Vous lisez : Obligation de dénonciation en milieu de travail québécois

Dans la foulée des scandales économiques, telles les affaires Enron, Worldcom et Haliburton, et des scandales publics, comme l’affaire Radwanski et le scandale des commandites, la dénonciation d’actes répréhensibles en milieu de travail, aussi appelée whistleblowing, a fait couler beaucoup d’encre.[1]

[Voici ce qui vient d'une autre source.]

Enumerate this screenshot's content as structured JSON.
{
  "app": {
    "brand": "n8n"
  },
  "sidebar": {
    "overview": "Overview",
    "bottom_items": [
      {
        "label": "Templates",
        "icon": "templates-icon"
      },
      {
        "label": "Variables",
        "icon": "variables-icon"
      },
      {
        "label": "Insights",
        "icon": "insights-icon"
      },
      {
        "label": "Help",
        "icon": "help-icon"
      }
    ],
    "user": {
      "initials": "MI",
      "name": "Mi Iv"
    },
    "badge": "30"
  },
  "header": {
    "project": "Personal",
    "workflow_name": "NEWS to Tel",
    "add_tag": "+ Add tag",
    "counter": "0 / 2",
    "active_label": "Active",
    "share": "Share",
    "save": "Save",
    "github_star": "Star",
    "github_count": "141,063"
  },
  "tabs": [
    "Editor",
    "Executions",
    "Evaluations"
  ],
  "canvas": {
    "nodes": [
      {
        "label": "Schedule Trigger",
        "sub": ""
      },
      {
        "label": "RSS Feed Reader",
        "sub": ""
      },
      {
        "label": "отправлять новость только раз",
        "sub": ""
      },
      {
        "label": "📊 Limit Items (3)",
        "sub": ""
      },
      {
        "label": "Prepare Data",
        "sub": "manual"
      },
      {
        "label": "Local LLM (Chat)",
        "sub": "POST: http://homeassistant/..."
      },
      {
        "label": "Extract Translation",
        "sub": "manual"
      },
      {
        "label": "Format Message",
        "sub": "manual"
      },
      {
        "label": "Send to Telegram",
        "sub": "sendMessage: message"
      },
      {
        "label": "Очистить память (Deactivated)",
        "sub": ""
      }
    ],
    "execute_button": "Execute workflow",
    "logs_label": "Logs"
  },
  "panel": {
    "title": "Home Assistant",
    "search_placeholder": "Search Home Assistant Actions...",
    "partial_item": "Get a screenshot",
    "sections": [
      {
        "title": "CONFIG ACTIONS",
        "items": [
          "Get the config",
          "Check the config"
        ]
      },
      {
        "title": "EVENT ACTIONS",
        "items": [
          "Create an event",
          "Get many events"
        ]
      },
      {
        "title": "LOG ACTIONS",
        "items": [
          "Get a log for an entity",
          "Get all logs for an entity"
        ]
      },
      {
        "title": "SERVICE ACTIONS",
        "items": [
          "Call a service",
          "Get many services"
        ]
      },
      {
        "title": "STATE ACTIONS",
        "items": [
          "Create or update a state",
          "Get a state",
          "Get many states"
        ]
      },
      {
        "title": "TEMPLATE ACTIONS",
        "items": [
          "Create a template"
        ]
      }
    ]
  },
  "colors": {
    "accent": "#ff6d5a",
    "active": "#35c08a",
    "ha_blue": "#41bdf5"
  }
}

L’opinion publique, par la voix des médias, a clamé son indignation. Les actes et les comportements dénoncés ont soulevé l’ire de la population et les médias en ont fait leurs choux gras, saluant profusément le courage héroïque des protagonistes et grands défenseurs de la vérité. À preuve, les dénonciatrices dans l’affaire Enron ont été désignées « personnalités de l’année » par le magazine Times, la vérificatrice générale du Canada, Sheila Fraser, a été nommée femme de l’année au Canada pour l’année 2004[2] et le juge John H. Gomery, qui a présidé la Commission d’enquête sur le scandale des commandites, a été nommé personnalité de l’année 2005 par l’édition canadienne du magazine Times ainsi que par les sociétaires de la Presse canadienne et Broadcast News[3].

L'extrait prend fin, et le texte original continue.